CF: Even after that?
CDC: Oh, yes. And once I understood what he did I couldn’t understand why they would have a relationship with this man. I had not seen my dad for 15 years, until one day my sisters invited me for Thanksgiving and I found out just moments before that my dad was going to be there.
CF: In which year did you receive the Thanksgiving invitation?
CDC: This was in 2001. I always imagined that I would confront him, burn a cross in his yard and everyone would get behind me and we would beat him up (laughs).
And then he walks in the door and everybody runs up to him, hugging and smiling and laughing… But this was absurd, and you know – I felt that I was the outsider. And at the same moment, I also realized that I was afraid of him, that I feared him. Even though he was overweight, and had suffered several heart attacks, and I knew he couldn’t physically hurt me, l still was looking at him through the eyes of a terrified child. So basically, I hid behind this little camcorder, this little camera that I had and I felt like a coward.
I got back to Boston, where I live and I remembered saying to somebody, that if I thought I was going to make a film or a documentary or start something like that, I’m a complete failure because I didn’t confront him. And somebody said to me “I think that is your film. Your film is about: Why is everybody running up to him, accommodating this man? Why were you afraid? Why were you hiding behind the camera? Why is everyone treating him like nothing happened?” So for me that became what the film is about.
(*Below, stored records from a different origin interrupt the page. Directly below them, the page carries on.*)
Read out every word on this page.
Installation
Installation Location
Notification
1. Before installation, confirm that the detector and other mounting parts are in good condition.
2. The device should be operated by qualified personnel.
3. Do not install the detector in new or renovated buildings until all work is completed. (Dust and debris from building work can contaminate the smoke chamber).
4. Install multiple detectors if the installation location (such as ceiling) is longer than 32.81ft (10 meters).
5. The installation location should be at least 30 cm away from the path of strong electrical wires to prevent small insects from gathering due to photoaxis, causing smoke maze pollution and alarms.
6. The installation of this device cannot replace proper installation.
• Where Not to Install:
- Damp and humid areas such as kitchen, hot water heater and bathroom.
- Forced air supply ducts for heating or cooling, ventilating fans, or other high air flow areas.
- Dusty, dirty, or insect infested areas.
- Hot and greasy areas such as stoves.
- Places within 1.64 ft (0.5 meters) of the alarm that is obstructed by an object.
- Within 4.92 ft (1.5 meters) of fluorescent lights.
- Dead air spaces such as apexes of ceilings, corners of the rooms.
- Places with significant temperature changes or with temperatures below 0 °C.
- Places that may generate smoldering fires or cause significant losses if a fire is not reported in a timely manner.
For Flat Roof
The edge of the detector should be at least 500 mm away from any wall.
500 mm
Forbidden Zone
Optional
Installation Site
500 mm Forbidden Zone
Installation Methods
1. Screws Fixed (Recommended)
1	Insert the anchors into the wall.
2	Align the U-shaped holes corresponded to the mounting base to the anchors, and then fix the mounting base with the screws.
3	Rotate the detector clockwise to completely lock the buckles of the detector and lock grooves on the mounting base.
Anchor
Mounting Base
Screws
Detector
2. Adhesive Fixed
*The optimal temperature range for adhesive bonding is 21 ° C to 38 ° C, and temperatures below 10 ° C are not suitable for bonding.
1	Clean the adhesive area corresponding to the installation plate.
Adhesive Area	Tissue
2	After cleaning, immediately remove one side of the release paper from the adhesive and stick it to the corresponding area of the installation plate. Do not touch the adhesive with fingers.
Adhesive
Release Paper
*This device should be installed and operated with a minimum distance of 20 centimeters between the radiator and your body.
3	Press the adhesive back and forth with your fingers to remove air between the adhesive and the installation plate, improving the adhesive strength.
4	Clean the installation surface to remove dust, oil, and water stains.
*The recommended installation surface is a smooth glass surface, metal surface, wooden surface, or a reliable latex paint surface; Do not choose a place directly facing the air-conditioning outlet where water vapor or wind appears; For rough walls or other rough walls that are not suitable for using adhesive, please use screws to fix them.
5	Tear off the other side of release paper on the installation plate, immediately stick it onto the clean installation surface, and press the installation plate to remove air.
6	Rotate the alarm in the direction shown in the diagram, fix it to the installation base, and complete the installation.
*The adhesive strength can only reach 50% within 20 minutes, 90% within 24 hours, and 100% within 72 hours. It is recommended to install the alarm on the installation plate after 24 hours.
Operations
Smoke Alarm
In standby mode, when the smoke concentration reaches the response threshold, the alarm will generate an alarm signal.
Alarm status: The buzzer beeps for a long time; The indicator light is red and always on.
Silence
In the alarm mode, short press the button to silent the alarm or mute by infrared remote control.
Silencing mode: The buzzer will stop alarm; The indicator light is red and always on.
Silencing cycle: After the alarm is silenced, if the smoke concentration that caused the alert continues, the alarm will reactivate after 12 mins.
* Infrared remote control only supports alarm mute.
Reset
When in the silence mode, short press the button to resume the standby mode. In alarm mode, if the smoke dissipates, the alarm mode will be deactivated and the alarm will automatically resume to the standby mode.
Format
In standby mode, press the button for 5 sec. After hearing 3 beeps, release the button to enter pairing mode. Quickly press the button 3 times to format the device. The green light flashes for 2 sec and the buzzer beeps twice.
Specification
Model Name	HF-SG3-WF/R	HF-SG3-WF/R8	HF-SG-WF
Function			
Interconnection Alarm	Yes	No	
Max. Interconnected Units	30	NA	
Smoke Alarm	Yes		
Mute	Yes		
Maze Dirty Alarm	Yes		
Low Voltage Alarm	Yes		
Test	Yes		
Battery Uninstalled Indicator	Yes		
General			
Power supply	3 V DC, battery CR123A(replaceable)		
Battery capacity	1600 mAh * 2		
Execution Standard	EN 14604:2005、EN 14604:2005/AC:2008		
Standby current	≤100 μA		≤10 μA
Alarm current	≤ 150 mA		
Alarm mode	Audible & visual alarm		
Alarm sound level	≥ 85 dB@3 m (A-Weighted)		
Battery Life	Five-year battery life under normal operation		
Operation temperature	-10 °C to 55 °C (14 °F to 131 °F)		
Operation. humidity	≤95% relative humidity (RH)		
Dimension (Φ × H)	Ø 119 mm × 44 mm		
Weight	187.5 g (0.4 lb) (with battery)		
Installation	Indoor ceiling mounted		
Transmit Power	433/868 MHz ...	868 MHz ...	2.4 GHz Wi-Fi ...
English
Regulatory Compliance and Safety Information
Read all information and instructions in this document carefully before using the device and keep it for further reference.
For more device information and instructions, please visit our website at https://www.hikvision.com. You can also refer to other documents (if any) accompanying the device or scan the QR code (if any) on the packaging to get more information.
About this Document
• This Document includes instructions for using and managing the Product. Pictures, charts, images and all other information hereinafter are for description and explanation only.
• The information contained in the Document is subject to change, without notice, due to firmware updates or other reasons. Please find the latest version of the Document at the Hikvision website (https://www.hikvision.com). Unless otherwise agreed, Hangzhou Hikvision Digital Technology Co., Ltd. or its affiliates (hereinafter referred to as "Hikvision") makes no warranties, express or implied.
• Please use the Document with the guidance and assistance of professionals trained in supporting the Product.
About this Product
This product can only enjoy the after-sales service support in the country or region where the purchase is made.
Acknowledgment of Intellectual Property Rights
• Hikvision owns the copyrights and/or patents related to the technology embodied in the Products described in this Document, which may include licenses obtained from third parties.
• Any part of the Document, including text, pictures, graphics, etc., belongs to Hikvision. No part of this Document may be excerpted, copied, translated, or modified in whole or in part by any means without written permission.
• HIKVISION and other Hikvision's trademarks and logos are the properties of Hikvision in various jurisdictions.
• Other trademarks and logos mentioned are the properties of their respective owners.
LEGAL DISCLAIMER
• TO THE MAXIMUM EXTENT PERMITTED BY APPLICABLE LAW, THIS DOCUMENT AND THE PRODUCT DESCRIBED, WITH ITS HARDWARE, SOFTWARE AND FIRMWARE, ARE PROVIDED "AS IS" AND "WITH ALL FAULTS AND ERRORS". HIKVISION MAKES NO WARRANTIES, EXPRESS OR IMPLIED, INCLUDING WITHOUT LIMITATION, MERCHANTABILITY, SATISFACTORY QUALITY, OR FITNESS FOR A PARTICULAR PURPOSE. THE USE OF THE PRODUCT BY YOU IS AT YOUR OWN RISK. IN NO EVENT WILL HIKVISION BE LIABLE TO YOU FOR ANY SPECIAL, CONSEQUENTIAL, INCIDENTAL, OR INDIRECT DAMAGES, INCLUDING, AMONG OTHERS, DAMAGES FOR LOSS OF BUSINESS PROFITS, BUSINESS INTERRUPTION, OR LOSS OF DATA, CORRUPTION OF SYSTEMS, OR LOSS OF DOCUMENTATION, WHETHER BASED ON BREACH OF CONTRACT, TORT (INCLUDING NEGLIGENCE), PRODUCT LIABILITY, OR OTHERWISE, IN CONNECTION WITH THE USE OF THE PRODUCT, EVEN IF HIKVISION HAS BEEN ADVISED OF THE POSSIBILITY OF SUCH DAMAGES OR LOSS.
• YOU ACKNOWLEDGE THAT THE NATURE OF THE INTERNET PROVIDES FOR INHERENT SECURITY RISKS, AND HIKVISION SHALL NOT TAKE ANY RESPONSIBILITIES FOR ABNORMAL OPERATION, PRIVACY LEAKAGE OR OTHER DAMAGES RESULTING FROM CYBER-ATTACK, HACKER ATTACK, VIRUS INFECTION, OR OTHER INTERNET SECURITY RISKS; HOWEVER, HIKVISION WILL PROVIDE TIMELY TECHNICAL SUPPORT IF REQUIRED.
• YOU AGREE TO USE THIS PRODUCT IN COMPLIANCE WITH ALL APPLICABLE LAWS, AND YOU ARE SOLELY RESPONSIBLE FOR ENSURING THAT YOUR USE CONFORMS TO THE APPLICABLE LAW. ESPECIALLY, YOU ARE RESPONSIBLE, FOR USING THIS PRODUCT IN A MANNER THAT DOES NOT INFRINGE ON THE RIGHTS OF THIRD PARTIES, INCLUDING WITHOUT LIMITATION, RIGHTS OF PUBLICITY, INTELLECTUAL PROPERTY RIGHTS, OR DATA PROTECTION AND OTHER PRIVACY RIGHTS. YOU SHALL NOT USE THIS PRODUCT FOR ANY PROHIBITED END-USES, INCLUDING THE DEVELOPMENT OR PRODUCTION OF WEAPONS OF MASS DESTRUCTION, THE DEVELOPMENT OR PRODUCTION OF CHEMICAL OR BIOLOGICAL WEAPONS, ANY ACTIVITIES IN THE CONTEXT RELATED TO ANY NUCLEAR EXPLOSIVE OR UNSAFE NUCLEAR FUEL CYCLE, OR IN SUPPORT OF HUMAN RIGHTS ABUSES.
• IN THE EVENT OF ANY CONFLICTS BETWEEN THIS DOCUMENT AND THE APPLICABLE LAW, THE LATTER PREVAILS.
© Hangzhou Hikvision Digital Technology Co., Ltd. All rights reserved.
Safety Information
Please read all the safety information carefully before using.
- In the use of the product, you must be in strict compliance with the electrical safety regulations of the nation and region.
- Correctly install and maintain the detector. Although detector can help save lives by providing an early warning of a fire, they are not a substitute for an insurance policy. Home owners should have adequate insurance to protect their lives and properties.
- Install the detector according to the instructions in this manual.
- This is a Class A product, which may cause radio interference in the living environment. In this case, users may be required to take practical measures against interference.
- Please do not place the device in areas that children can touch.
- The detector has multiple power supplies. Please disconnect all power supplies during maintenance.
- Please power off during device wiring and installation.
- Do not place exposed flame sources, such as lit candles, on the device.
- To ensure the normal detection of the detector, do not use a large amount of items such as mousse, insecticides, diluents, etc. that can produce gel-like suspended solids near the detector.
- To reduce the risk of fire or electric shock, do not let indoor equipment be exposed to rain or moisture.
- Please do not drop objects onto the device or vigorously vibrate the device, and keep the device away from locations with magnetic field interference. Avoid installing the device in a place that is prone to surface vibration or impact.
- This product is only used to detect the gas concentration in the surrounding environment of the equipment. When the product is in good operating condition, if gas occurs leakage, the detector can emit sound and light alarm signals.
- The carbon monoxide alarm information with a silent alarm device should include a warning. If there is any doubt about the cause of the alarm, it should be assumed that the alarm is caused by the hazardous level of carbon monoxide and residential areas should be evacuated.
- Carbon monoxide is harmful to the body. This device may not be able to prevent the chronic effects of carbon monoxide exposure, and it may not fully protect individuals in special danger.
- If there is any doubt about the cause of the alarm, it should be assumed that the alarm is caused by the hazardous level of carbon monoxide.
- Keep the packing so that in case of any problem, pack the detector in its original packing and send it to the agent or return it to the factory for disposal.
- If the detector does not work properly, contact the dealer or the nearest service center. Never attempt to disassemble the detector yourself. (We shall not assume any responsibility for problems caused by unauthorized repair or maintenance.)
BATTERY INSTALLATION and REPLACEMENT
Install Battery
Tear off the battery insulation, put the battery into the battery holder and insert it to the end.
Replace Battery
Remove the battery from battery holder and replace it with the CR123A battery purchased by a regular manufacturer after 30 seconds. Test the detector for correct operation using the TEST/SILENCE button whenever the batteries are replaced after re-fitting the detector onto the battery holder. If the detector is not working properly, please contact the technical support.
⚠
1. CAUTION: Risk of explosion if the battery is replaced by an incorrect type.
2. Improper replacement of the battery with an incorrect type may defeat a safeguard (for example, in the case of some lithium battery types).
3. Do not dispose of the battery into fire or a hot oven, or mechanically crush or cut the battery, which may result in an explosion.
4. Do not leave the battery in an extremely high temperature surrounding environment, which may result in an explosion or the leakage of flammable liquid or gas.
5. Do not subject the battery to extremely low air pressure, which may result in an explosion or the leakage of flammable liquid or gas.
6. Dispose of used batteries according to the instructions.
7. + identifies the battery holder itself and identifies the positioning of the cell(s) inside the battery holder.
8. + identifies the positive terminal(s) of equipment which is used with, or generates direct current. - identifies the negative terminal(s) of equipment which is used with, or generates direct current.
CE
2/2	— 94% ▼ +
CF: Isn’t the title of the film too harmless?
CDC: I don’t think it is harmless at all. On the surface it seems like its harmless…
CF: In the first moment it seems like that, however there has to be a second reason why you chose it…
CDC: “Family Affair” occurred to me right away. It is a play on the sitcom from the late 1960s. “Family Affair” was about a wholesome family, where Uncle Bill raised Jody and Buffy, the kids. They have a butler and they live in a nice penthouse apartment in New York. And everything is very kosher.
I wanted to do a play on the title because, on the surface to an outsider, if you didn’t know this history, it would seem like “Family Affair” - in the best sense of the term – is about a happy, harmonious, perfectly, sort of well adjusted family, sticking together, but once you dig beneath the surface, then the term ‘affair’ becomes something rather seductive and insidious, like cheating on your partner. I thought it brought double meaning to the title and I wanted to play on that.
The title was right there and interesting, no one has ever asked me that questions!